Time to get the two buses to Suncheonman Bay. Or was it? Well, the 2pm bus was nowhere to be seen so we waited and waited. In fact, we waited for 90 minutes! Tim kept popping into the local supermarket to cool down and bought some beakers of ice. Again, I enjoyed sitting there watching the world go by, school children playing opposite. People parking literally anywhere, jumping out of their cars, leaving the engine on, to dash into the supermarket and out. One man was waiting with us and occasionally would say something. I haven’t a clue what. I would grin, hoping that was the correct reaction. Eventually, the bus arrived. We are so used to travelling in cities where the buses are very regular, it was a bit of a shock that the buses here are so infrequent. A bit like being back in Warmington!

Luckily, our transfer to the 2nd bus was perfect. We arrived at the bus stop at the same time as the bus and the journey was a lot shorter than Google predicted. We paid for our tickets to the Suncheonman Bay Wetland Reserve. My first impression of this was disappointing. It looked very touristy and not anything like a photo I’d seen of the place. However, as we walked passed the main centre, over the bridge, we then came to the wetland area. Ah!

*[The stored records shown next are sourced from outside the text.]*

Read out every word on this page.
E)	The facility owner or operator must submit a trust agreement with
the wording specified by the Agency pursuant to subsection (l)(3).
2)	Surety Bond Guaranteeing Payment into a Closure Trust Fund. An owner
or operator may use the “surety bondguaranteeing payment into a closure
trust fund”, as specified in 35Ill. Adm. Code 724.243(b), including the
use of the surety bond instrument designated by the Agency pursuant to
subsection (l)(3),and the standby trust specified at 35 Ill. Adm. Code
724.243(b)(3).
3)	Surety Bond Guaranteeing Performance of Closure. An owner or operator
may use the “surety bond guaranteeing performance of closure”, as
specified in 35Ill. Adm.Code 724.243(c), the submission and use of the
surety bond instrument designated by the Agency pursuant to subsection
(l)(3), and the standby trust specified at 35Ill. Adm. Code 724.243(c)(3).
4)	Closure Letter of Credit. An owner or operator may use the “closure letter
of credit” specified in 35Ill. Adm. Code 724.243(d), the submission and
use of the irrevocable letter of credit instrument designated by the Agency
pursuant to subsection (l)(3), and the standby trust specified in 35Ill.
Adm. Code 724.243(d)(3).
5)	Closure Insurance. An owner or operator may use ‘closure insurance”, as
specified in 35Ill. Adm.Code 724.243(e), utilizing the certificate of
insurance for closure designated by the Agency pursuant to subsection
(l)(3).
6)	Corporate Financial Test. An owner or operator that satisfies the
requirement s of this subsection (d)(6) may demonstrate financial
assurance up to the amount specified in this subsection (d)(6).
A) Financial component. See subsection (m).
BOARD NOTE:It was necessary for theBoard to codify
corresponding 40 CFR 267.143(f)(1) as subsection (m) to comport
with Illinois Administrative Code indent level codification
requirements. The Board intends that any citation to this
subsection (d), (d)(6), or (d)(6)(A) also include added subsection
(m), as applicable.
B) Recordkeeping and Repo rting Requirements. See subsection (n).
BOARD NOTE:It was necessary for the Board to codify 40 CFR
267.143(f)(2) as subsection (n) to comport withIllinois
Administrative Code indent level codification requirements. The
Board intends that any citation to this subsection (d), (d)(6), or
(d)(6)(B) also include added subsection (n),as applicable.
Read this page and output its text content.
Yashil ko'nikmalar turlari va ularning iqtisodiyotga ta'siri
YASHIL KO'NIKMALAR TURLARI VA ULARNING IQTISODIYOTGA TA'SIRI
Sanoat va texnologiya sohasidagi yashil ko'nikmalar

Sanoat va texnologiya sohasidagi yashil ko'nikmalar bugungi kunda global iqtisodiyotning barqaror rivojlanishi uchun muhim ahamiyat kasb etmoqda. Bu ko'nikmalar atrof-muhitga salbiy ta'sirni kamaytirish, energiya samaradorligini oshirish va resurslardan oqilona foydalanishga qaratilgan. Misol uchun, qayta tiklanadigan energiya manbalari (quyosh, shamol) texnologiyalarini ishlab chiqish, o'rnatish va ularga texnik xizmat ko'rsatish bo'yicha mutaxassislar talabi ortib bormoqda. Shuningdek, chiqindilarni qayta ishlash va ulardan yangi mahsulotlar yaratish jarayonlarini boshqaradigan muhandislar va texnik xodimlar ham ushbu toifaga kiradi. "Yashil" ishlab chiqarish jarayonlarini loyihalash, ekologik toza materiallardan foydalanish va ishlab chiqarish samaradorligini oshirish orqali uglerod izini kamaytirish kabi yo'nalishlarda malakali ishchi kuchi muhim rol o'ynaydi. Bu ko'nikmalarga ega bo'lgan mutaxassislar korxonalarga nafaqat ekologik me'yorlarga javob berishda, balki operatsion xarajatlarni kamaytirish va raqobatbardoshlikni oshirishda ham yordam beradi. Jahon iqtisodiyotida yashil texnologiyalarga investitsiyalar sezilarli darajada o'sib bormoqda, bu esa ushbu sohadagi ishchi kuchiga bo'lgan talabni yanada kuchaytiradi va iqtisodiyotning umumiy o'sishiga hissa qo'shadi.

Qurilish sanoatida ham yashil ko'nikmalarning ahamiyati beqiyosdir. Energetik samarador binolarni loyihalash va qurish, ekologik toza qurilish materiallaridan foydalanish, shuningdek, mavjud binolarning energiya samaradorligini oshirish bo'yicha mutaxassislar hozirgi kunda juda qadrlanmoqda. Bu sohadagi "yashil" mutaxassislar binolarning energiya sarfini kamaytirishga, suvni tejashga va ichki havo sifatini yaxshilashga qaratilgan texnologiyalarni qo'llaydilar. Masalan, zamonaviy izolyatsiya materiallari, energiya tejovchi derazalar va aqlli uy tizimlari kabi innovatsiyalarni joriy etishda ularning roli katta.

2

Thickly covered fields of tall reeds rustling and gently swaying like waves of the sea from the breeze, it was quite hypnotic to watch. As we looked down from the boardwalk, there were loads of crabs scurrying about, most camouflaged being the same colour as the mud, the occasional ones standing out with their orange claw. At the bank of one of the river inlets, we noticed some very strange creatures flipping about. A mix between a fish and a very large tadpole looking like they got stuck at an evolutionary stage. They were Mudskippers which are fish with frog-like, protruding eyes, torpedo-shaped body, muscular pectoral fins and two dorsal fins. They are able to survive on the ground at low tide, breathing using its gills and it was funny seeing its dorsal fins popping up and down. Apparently, Mudskippers can be kept as pets and be trained to be fed by hand. I can think of better pets to have!

Suncheonman Bay is renowned for attracting a large number of rare birds such as the hooded crane, white stork and black-faced spoonbill. 140 species of birds can be found here, I think it’s the wrong time of year to see these. We did see a couple of White-Naped Crane, with their characteristic red patches around the eyes, and a funny little bird, a bit bigger than a sparrow, somehow clinging onto the top of the reeds making a “Rip, Rip” sound.

We were about to head back when I noticed a swing bridge with a sign saying route to Mount Yongsan Observatory. We decided to walk up the gentle climb to the Mount. I am so grateful for all the people who put in the effort of making these walkways for people like me so that we can see amazing sights. As we got to the top, it was an hour before sunset, so we stopped and waited and waited. At least we knew that the sunset would definitely turn up! It did. Not magnificent, still lovely experiencing the colours changing and looking down over the bay, seeing strange circles of reed beds amongst the mud banks and the tiny boats in the bay.

Unfortunately, by this time I had the most splitting headache. I very rarely suffer from headaches – and this one was a full-on pain right across my face, drilling into my teeth. I kept thinking “this too will pass”, knowing that it will eventually, trying to relax as best I could. As we descended down the mountain, each step was like a further pounding in my head. Alongside this, we needed to avoid the many crabs and frogs scampering across the paths and the crowds of mosquitos that had come out to play. We even put my umbrella up to stop them from flying into our faces.

We survived, got back just after 9pm and after a cold shower, it was straight to bed for me. Now was it too much sun or lack of caffeine that caused this? Or both? This too did pass.